The court said the man, who had been tortured, stabbed and thrown onto the Ballymena pitch, “offered a £25,000 bribe to withdraw evidence”.

A man who had been tortured, stabbed, beaten and left to die in the freezing cold in ‘semi-clothes’ was allegedly offered £25,000 to retract his testimony. The court heard on Tuesday.

Objecting to the release of Glenn Sheridan on bail, the police told the Antrim Magistrates’ Court, sitting in Ballymena, that the alleged bribe and delinquency “illustrated the lengths this drug ring would go to” to get rid of anyone in its path.

Belfast resident Sheridan is one of five defendants charged with kidnapping, attempted murder and arson in what District Judge Nigel Broderick called “an agonizing set of circumstances.”

Five defendants: David Coleman of Fountain Street in Ballymena; Mark Bradshaw (51) from the High Street in Ballymena; David Philip Cherry (39) from Waveney Park in Belfast; Sean Davies (39) from Queens Park in Saintfield and Glen Sheridan (43) from Florence Walk in Belfast.

Cherry and Bradshaw are also charged with possession of Class C pregabalin, while Davis is charged with possession of Class A cocaine.

Police say the man was called to Coleman’s home on October 11 last year. Once there, he was stabbed with a red-hot knife, his jaw and skull were crushed with an axe, and he was forced to use his own clothes to wipe up the blood. He was then stuffed into the trunk of a car and taken to a field outside Ballymena, where he was left unconscious, wearing nothing but his boots and boxer shorts.

The court had previously heard that, according to the police case, the victim was summoned to Coleman’s apartment on the pretext of packing cocaine to pay off a debt.

However, at home, he was forced to hand over his mobile phone, and Cherry looked through its contents. He is said to have “provided Mr. Coleman with phone information to suggest that the victim was hacking into customers’ phones and taking customers away from Mr.

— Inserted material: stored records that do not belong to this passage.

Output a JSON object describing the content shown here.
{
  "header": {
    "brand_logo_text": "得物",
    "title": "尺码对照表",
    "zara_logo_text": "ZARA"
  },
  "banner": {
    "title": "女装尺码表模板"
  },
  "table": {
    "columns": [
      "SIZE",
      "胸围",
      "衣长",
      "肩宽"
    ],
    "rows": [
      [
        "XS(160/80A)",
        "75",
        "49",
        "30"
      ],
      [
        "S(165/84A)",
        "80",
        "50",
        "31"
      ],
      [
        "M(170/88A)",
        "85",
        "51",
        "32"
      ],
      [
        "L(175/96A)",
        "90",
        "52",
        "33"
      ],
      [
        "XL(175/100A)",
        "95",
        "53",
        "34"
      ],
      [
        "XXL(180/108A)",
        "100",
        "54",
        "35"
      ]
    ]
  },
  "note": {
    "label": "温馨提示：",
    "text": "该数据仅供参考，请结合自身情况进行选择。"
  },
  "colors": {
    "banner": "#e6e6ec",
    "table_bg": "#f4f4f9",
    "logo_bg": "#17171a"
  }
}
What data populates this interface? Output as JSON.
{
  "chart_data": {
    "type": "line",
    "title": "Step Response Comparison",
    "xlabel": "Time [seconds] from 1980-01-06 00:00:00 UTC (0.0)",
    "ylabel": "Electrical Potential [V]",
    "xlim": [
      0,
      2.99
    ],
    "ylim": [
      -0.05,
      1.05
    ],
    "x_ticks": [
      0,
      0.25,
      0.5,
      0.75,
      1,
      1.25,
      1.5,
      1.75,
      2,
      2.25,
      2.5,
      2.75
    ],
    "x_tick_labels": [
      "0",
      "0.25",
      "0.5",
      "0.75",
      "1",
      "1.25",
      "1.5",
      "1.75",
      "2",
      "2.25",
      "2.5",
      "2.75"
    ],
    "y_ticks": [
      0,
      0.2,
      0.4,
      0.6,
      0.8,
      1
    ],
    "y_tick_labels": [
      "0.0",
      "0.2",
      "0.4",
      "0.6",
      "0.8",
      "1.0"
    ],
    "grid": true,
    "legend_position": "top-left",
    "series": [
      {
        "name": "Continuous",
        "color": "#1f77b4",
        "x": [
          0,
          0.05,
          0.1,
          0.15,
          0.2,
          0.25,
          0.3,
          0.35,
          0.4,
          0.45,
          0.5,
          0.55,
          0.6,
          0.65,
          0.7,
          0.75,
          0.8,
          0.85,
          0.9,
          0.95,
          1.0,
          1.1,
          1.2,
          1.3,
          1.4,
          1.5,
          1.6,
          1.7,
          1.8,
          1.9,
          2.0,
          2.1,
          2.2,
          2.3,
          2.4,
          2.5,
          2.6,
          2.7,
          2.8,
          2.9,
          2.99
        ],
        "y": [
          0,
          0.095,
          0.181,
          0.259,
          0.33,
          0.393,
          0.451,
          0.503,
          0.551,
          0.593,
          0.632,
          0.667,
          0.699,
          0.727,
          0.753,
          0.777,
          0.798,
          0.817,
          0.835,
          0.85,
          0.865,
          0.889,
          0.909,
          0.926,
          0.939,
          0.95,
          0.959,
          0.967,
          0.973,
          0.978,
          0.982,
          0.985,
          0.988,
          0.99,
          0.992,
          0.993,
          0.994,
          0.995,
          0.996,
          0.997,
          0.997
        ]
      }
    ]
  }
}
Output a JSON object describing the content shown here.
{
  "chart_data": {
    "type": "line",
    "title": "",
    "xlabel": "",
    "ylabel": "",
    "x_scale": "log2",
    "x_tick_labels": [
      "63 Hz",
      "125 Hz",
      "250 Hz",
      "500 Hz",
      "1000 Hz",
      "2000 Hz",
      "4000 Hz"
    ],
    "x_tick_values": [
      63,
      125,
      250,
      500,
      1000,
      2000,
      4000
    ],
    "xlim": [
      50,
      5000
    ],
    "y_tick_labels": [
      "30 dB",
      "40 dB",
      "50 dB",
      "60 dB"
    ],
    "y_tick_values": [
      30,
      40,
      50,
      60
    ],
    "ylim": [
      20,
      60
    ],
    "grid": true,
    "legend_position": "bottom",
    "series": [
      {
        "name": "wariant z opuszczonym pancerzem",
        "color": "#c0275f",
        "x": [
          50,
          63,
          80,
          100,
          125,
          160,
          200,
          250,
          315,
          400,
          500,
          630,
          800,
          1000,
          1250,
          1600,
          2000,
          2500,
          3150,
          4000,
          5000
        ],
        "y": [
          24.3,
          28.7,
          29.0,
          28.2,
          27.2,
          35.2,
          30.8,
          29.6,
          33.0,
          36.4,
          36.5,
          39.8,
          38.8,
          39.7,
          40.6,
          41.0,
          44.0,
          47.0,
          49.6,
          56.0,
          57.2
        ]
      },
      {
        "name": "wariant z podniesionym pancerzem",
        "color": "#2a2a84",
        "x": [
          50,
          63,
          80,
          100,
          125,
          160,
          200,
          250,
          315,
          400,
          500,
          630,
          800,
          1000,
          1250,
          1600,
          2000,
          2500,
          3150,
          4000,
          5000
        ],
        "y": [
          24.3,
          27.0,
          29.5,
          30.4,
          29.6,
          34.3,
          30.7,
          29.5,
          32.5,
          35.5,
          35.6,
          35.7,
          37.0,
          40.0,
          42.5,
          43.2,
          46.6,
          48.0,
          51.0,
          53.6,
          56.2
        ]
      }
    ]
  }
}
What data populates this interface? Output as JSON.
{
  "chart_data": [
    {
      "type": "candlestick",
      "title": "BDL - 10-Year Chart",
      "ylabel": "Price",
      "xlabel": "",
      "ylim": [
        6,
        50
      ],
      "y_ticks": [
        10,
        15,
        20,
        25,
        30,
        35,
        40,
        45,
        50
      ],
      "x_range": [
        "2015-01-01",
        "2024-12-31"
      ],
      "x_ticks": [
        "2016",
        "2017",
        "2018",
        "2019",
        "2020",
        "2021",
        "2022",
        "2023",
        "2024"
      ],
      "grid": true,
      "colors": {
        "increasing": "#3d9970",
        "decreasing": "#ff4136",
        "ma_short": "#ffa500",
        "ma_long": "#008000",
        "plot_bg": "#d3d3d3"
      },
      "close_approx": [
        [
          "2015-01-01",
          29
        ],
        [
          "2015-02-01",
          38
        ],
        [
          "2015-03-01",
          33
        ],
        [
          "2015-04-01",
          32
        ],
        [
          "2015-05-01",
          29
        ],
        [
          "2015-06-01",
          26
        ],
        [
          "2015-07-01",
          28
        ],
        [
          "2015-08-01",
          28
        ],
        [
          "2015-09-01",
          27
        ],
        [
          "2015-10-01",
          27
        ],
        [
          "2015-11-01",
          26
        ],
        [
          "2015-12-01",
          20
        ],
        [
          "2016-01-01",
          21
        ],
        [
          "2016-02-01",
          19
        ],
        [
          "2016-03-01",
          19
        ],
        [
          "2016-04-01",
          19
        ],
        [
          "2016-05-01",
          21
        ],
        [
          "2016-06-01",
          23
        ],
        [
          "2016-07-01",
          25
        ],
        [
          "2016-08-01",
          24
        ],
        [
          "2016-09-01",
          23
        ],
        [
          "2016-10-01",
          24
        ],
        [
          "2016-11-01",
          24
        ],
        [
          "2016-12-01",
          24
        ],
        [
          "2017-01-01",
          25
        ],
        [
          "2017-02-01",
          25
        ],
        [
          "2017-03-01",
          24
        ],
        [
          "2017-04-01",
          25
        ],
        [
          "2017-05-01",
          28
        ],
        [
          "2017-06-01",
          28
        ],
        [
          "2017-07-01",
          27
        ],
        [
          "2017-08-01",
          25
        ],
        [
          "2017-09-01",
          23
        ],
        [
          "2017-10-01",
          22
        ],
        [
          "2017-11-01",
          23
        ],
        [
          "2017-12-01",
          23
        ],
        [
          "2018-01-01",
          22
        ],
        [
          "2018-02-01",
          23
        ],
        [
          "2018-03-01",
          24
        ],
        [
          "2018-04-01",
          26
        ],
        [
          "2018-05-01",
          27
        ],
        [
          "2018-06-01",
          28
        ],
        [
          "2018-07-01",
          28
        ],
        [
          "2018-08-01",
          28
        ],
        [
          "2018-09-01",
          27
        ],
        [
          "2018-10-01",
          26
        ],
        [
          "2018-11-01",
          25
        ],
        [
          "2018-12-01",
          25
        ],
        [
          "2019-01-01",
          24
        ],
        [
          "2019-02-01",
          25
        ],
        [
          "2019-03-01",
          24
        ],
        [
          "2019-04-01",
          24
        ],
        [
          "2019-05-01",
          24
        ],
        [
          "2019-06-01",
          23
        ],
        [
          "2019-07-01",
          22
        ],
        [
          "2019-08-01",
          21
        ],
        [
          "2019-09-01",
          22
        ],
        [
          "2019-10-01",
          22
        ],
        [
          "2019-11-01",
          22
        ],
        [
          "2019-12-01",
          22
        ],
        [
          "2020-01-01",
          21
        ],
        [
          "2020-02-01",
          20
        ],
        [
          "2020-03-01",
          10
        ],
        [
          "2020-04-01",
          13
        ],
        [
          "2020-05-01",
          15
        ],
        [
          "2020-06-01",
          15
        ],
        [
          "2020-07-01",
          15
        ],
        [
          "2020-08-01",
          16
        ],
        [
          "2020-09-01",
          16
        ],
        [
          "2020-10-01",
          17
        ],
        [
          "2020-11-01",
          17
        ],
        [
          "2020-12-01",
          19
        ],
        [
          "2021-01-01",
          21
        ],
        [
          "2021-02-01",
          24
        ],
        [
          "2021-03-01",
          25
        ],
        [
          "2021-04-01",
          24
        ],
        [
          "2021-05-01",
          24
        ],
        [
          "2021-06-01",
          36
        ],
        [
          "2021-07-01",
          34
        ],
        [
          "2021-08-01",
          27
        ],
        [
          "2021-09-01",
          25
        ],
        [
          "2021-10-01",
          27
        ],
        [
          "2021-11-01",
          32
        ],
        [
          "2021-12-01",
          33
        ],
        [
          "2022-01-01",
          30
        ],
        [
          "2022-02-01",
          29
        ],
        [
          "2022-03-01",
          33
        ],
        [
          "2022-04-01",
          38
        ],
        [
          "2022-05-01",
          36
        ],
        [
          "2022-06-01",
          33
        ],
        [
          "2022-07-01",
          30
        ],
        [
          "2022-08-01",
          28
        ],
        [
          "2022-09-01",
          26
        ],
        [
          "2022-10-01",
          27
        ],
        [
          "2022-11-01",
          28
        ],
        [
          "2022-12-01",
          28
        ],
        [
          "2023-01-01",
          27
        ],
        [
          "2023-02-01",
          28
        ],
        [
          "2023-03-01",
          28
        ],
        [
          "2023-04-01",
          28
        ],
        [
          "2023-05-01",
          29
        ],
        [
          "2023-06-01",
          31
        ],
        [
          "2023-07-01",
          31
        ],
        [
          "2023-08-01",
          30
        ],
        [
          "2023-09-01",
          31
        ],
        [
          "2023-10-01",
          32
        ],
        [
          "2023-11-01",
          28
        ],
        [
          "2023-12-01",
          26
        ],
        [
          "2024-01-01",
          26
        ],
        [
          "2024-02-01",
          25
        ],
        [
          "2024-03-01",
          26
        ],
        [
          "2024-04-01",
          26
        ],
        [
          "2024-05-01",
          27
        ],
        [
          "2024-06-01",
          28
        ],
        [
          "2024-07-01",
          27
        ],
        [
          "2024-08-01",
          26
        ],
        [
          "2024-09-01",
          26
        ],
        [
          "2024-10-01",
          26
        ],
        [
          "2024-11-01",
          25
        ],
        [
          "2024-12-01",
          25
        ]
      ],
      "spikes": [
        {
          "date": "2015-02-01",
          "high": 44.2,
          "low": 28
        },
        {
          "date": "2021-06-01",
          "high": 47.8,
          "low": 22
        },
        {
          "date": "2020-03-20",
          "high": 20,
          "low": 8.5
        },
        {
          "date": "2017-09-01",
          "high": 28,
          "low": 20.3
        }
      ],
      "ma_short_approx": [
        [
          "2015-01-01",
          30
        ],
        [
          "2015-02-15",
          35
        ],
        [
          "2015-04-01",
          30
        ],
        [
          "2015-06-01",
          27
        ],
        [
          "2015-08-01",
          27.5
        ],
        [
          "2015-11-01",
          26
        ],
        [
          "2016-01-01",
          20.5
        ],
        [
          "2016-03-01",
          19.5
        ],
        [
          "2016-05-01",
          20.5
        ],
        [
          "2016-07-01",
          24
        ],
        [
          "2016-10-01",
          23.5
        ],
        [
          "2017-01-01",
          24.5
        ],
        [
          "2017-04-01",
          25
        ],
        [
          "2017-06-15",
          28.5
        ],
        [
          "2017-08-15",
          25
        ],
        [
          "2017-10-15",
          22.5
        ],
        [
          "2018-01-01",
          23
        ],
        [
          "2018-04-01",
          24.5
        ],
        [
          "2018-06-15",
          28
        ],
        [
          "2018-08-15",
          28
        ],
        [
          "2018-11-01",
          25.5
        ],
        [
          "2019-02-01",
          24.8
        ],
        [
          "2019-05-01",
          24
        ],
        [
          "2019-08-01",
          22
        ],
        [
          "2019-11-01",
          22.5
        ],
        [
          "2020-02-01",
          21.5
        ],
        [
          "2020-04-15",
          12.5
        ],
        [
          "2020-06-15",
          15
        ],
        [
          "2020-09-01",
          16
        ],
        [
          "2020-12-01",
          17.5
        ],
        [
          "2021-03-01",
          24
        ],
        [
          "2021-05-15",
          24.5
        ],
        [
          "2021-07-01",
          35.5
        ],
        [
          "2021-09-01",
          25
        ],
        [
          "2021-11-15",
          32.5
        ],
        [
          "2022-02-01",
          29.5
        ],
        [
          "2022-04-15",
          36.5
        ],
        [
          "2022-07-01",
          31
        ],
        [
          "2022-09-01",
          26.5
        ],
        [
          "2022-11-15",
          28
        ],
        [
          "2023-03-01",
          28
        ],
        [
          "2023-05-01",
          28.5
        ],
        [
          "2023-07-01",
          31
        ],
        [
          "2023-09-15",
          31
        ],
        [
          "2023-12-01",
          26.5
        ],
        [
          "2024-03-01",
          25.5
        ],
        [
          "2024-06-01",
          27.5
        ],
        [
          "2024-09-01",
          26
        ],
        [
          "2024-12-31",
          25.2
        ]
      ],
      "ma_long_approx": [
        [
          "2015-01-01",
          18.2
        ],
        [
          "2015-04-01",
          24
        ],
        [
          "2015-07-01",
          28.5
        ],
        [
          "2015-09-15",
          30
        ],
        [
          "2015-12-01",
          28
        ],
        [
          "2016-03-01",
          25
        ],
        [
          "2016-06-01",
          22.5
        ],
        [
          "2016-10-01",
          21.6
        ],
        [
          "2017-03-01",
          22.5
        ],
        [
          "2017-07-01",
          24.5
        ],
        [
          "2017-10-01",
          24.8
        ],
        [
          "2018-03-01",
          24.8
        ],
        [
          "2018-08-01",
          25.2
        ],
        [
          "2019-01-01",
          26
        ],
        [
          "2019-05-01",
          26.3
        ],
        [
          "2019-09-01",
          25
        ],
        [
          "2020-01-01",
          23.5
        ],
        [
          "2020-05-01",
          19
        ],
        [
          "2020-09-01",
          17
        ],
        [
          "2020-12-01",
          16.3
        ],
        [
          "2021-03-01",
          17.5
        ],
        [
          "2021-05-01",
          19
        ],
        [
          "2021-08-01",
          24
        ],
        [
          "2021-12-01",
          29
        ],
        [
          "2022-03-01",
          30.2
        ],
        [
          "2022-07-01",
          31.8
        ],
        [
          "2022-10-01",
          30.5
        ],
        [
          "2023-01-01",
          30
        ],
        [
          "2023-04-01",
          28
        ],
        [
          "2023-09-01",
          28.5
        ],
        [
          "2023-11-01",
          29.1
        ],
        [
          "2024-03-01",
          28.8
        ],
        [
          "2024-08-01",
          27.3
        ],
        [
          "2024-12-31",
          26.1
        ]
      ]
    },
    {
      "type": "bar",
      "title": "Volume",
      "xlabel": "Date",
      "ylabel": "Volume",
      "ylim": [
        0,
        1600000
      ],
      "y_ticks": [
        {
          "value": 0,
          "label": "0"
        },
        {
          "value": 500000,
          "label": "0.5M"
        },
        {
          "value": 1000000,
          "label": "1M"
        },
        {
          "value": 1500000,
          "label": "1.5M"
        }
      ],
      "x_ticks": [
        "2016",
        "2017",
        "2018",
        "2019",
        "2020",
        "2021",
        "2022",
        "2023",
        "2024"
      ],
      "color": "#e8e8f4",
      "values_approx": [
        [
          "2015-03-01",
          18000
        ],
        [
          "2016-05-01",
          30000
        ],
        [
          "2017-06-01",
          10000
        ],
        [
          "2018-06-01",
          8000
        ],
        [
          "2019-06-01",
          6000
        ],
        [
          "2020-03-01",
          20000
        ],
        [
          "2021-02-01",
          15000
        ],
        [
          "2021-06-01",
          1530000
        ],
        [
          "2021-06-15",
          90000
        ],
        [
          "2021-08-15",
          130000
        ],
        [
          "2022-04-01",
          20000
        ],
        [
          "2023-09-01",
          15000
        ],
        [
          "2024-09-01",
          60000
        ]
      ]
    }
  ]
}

Coleman.”

Mr. Coleman then “attacked” the victim while Sheridan “laughed” in the kitchen, “encouraging the attack.”

Although the man was attacked on October 11, he was unable to make a statement until November 19 because he was sedated in the intensive care unit. However, he claimed that Coleman “pulled out a knife, heated it on a gas stove, and stabbed the victim in the chest, close to the heart” before cutting his face “down to the bone.”

The court also heard claims that the victim was ordered to strip and “cleanse his own blood” and allegedly heard Coleman make a phone call during which he asked “where he can get rid of someone”.

While there is no forensic evidence linking the man to the Coleman home, police believe he had a sex change.

It is alleged that Sheridan was armed with an ax and a knife, with which he threatened the victim and forced her into the trunk of a BMW car. With Cherry at the wheel, they drove the man to a field, where Sheridan allegedly used the back of an ax to crush his head and crush his jaw.

Around 8 am, the victim was noticed by a passing truck. Doctors said the man, seen only because of the truck’s high height, “was within an hour of dying from possible hypothermia or blood loss due to injuries.”

In court Tuesday, defense attorney Aaron Thompson admitted the allegations were “violent allegations” but the severity of the crimes is no bar to bail.

He emphasized that Sheridan had not been sued for anything for 15 years, and with the completion of the police investigation and the transfer of the file to the PPS, the chances of witnesses intervening were slim.

He suggested that Sheridan “could be flagged and completely expelled from Ballymena” to assuage police concerns, but the judge said that while there was some delay in the case, “it’s not to the extent that the court should reconsider the release.” bail.” .

After taking Sheridan into custody and adjourning the case until Aug. 18, District Judge Broderick said he still feels the risk of new offenses and interference by witnesses.